At a wheelchair basketball tournament, she met Glen Ashlock, who was an alternate to the 2004 U.S. Paralympic wheelchair basketball team, a hand-cycle marathoner and director of the sports, arts, and recreation programs at the Ann Arbor Center for Independent Living.
"Glen asked me, 'I hear you're from Michigan. What are you going to do when you graduate?'" Stack said. Ashlock encouraged her to apply for a Vista/Americorps position in the Center for Independent Living recreation program. Stack moved to Ann Arbor and has a permanent job at as sports/I-ride coordinator.
Like many who work at the center, Stack has a flexible schedule. She uses that flexibility to train and compete.
"It really helps that my boss is also an athlete," she said.
Ashlock, a rehabilitation engineer and assistive technology coordinator, says, "It is really easy to make what Mary does part of her job. By competing at this level, she has made so many contacts and learned so much about the newest techniques and training methods. Then she comes back here to help anyone who needs an adaptive workout. She trains and educates everyone here.”

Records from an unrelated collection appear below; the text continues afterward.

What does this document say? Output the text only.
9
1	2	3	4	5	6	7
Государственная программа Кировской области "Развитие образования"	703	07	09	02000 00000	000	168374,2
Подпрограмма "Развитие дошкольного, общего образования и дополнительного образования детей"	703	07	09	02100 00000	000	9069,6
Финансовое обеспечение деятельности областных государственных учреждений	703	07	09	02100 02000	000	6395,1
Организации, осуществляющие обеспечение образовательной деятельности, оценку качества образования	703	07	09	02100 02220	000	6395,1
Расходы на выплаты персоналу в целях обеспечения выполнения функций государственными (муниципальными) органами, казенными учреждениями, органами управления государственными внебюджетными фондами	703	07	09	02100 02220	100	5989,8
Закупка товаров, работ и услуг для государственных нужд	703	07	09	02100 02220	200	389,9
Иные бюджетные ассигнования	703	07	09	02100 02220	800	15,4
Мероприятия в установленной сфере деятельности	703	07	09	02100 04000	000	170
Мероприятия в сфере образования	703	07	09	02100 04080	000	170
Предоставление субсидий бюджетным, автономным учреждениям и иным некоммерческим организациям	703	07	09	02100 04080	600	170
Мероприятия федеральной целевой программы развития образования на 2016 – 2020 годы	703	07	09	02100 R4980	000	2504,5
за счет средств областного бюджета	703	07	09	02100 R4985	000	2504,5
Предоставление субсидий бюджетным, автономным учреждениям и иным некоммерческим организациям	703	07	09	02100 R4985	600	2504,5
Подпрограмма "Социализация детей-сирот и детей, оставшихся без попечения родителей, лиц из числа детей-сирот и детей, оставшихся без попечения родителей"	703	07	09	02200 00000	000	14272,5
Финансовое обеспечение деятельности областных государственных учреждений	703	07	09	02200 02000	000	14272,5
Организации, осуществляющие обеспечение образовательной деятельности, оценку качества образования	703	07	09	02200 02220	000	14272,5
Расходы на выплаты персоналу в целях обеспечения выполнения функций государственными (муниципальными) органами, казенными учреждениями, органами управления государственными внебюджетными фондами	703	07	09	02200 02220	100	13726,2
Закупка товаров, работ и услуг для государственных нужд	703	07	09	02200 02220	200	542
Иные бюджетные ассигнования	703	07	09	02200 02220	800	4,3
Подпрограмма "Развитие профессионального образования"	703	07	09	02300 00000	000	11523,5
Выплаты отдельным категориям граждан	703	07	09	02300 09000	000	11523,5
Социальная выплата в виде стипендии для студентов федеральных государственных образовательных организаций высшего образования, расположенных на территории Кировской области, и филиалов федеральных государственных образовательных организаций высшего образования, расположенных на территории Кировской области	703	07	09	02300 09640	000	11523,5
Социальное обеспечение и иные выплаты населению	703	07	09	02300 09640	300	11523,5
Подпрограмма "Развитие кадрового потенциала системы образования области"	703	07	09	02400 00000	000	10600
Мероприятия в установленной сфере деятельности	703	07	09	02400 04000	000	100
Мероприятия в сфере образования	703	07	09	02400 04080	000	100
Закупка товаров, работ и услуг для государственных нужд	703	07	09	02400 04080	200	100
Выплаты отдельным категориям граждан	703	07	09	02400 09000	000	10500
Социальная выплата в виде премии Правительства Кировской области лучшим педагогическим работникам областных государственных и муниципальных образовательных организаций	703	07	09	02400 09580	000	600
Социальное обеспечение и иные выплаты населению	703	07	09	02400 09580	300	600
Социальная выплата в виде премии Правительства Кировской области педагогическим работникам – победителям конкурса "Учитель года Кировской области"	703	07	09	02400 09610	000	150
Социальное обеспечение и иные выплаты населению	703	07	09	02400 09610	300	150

At her first Olympics in Sydney, "I was really, really overwhelmed," Stack said. "Customs was crowded. Security was so tight. We had to wait four hours outside the stadium for the opening ceremonies, and there were 10,000 people cheering inside. I'm used to just going from one gym to another gym, competing, and I'm done. But at the Games, I always compete at the end, so I have days of waiting.

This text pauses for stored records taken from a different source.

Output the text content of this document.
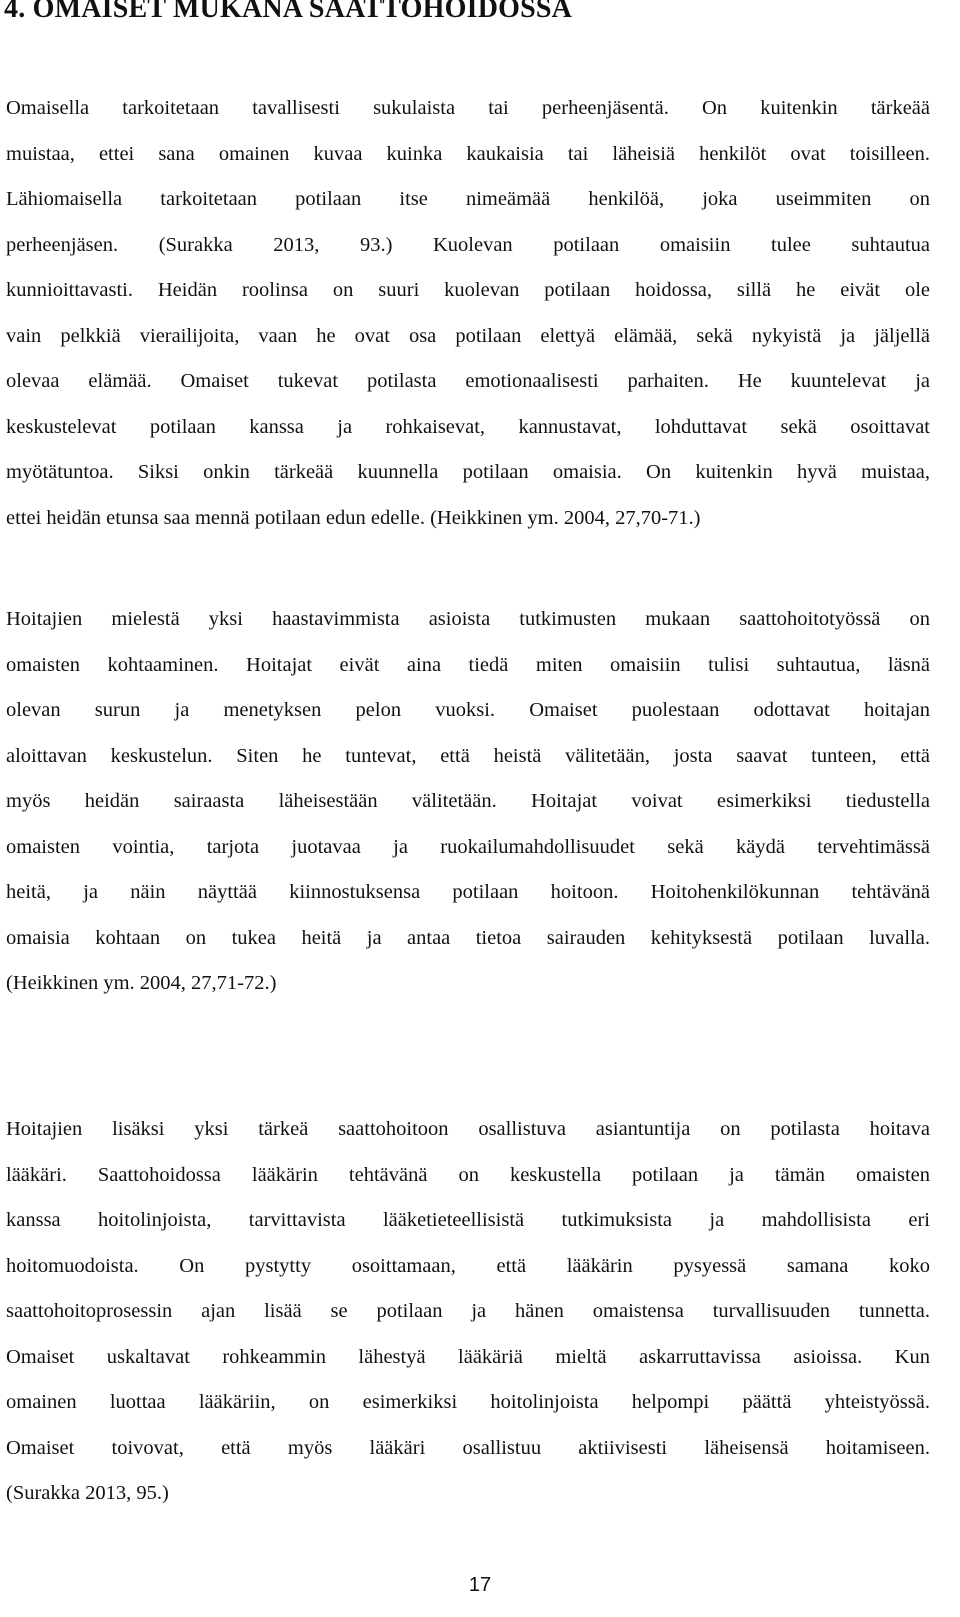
4. OMAISET MUKANA SAATTOHOIDOSSA
Omaisella tarkoitetaan tavallisesti sukulaista tai perheenjäsentä. On kuitenkin tärkeää
muistaa, ettei sana omainen kuvaa kuinka kaukaisia tai läheisiä henkilöt ovat toisilleen.
Lähiomaisella tarkoitetaan potilaan itse nimeämää henkilöä, joka useimmiten on
perheenjäsen. (Surakka 2013, 93.) Kuolevan potilaan omaisiin tulee suhtautua
kunnioittavasti. Heidän roolinsa on suuri kuolevan potilaan hoidossa, sillä he eivät ole
vain pelkkiä vierailijoita, vaan he ovat osa potilaan elettyä elämää, sekä nykyistä ja jäljellä
olevaa elämää. Omaiset tukevat potilasta emotionaalisesti parhaiten. He kuuntelevat ja
keskustelevat potilaan kanssa ja rohkaisevat, kannustavat, lohduttavat sekä osoittavat
myötätuntoa. Siksi onkin tärkeää kuunnella potilaan omaisia. On kuitenkin hyvä muistaa,
ettei heidän etunsa saa mennä potilaan edun edelle. (Heikkinen ym. 2004, 27,70-71.)
Hoitajien mielestä yksi haastavimmista asioista tutkimusten mukaan saattohoitotyössä on
omaisten kohtaaminen. Hoitajat eivät aina tiedä miten omaisiin tulisi suhtautua, läsnä
olevan surun ja menetyksen pelon vuoksi. Omaiset puolestaan odottavat hoitajan
aloittavan keskustelun. Siten he tuntevat, että heistä välitetään, josta saavat tunteen, että
myös heidän sairaasta läheisestään välitetään. Hoitajat voivat esimerkiksi tiedustella
omaisten vointia, tarjota juotavaa ja ruokailumahdollisuudet sekä käydä tervehtimässä
heitä, ja näin näyttää kiinnostuksensa potilaan hoitoon. Hoitohenkilökunnan tehtävänä
omaisia kohtaan on tukea heitä ja antaa tietoa sairauden kehityksestä potilaan luvalla.
(Heikkinen ym. 2004, 27,71-72.)
Hoitajien lisäksi yksi tärkeä saattohoitoon osallistuva asiantuntija on potilasta hoitava
lääkäri. Saattohoidossa lääkärin tehtävänä on keskustella potilaan ja tämän omaisten
kanssa hoitolinjoista, tarvittavista lääketieteellisistä tutkimuksista ja mahdollisista eri
hoitomuodoista. On pystytty osoittamaan, että lääkärin pysyessä samana koko
saattohoitoprosessin ajan lisää se potilaan ja hänen omaistensa turvallisuuden tunnetta.
Omaiset uskaltavat rohkeammin lähestyä lääkäriä mieltä askarruttavissa asioissa. Kun
omainen luottaa lääkäriin, on esimerkiksi hoitolinjoista helpompi päättä yhteistyössä.
Omaiset toivovat, että myös lääkäri osallistuu aktiivisesti läheisensä hoitamiseen.
(Surakka 2013, 95.)
17
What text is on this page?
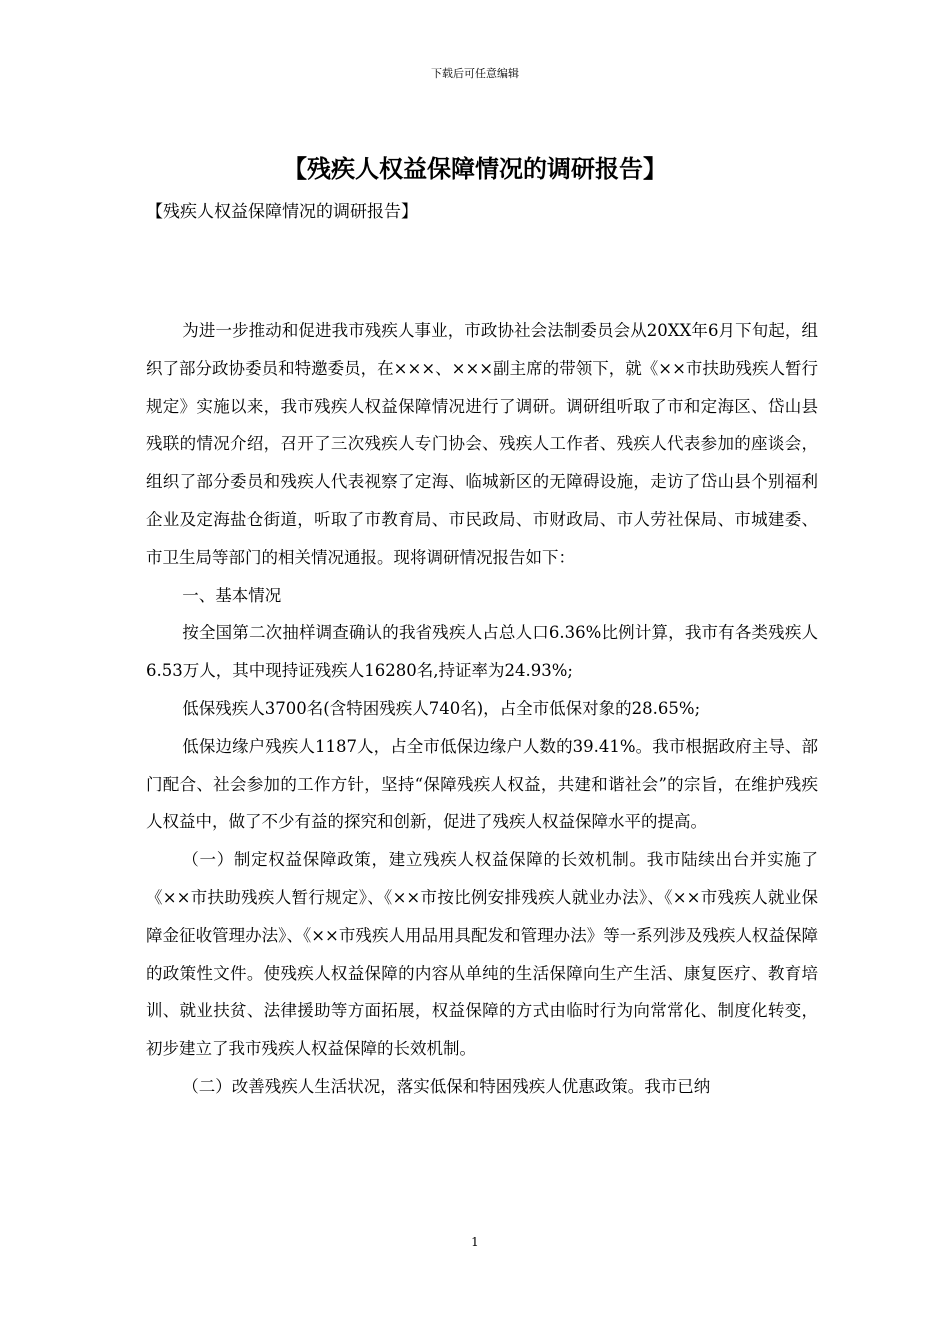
下载后可任意编辑
【残疾人权益保障情况的调研报告】
【残疾人权益保障情况的调研报告】

为进一步推动和促进我市残疾人事业，市政协社会法制委员会从20XX年6月下旬起，组织了部分政协委员和特邀委员，在×××、×××副主席的带领下，就《××市扶助残疾人暂行规定》实施以来，我市残疾人权益保障情况进行了调研。调研组听取了市和定海区、岱山县残联的情况介绍，召开了三次残疾人专门协会、残疾人工作者、残疾人代表参加的座谈会，组织了部分委员和残疾人代表视察了定海、临城新区的无障碍设施，走访了岱山县个别福利企业及定海盐仓街道，听取了市教育局、市民政局、市财政局、市人劳社保局、市城建委、市卫生局等部门的相关情况通报。现将调研情况报告如下：

一、基本情况

按全国第二次抽样调查确认的我省残疾人占总人口6.36%比例计算，我市有各类残疾人6.53万人，其中现持证残疾人16280名,持证率为24.93%;

低保残疾人3700名(含特困残疾人740名)，占全市低保对象的28.65%;

低保边缘户残疾人1187人，占全市低保边缘户人数的39.41%。我市根据政府主导、部门配合、社会参加的工作方针，坚持“保障残疾人权益，共建和谐社会”的宗旨，在维护残疾人权益中，做了不少有益的探究和创新，促进了残疾人权益保障水平的提高。

（一）制定权益保障政策，建立残疾人权益保障的长效机制。我市陆续出台并实施了《××市扶助残疾人暂行规定》、《××市按比例安排残疾人就业办法》、《××市残疾人就业保障金征收管理办法》、《××市残疾人用品用具配发和管理办法》等一系列涉及残疾人权益保障的政策性文件。使残疾人权益保障的内容从单纯的生活保障向生产生活、康复医疗、教育培训、就业扶贫、法律援助等方面拓展，权益保障的方式由临时行为向常常化、制度化转变，初步建立了我市残疾人权益保障的长效机制。

（二）改善残疾人生活状况，落实低保和特困残疾人优惠政策。我市已纳

1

"And there was so much more pressure. I'm used to competing for myself, but now I wanted to do well for the U.S, my U.S. teammates and coaches, and for my coaches back home."

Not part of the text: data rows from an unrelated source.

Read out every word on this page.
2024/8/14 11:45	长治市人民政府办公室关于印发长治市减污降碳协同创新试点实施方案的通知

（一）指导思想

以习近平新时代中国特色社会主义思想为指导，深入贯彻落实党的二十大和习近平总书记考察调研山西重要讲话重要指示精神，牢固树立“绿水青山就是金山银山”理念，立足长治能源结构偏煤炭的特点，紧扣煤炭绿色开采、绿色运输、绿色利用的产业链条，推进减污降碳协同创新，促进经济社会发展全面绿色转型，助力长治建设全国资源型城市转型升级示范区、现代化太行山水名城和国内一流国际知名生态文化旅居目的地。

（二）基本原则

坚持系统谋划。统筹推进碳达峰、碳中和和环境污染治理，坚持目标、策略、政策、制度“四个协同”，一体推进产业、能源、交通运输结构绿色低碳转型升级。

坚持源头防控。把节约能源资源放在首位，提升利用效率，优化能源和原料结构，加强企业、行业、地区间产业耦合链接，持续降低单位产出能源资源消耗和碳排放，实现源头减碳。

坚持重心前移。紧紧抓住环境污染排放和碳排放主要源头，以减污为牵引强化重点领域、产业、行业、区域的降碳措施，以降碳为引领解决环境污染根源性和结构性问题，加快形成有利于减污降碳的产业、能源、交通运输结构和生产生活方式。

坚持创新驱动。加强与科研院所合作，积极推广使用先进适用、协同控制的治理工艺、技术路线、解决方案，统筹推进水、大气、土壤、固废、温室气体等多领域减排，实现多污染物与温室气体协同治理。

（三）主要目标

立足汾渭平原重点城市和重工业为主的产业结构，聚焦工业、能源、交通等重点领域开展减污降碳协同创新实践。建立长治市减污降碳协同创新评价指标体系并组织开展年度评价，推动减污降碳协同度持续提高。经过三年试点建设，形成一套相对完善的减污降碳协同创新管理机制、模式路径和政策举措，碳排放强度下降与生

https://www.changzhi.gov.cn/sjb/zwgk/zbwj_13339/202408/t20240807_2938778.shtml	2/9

Athens was a "hard Games," she said due to collective grief from the death of her coach. But she climbed most of the Acropolis, finishing the steep trek with an elevator installed for the Paralympians.
She qualified for Beijing in two weight classes. Six weeks before her event, she learned she had to lose 35 pounds to compete in the lower weight class.
"It was rough training. I could only eat lettuce and an occasional chicken breast." She made weight, but got really sick when she started eating normally.
But even an elite athlete can plateau. Stack was world class, but not getting better. After the 2010 world championships, she met Sandoval, who began coaching her pro bono.
Sandoval doesn't take much credit for her 17-pound competition bench press improvement.
"The biggest thing we've done is adding structure to her program and helping her learn to peak for competition, so she can hit the optimal weight on a particular date,” he said.
"She is very self-driven. It is her goal, her drive. It doesn't come from the outside, so the worry, the anxiety so many athletes have from other people in their lives—their coaches, their parents, their teammates—Mary just doesn't have that. She is so, so focused."
Stack says she has found community among elite athletes with disabilities.
"I am no longer the shy kid in the corner," she said. "I still get teased, but I don't let it bother me. It just doesn't hurt as much now as it once did.
"Oh, I still get stared at. I've been stared at all across the world, but as a Paralympian, school kids come up to you all the time to get your autograph. In Brazil at the Worlds, kids even chased us down for autographs."
Stack said her neighbors don't know she is a paralympian nor do many of the people who visit CIL.
"Even in the disability community, many people don't know what a Paralympian is. It's something I love to do, and I work hard at it," she said, but she isn't going to talk about it. "You have to draw it out of me."
She is considering retiring from competition after London and becoming a coach.
"But I want to go out with a medal. I don't care what medal, but I want that medal. I'm really focused on what I have to do to get it."
Peggy Page is an Ann Arbor-based freelance writer.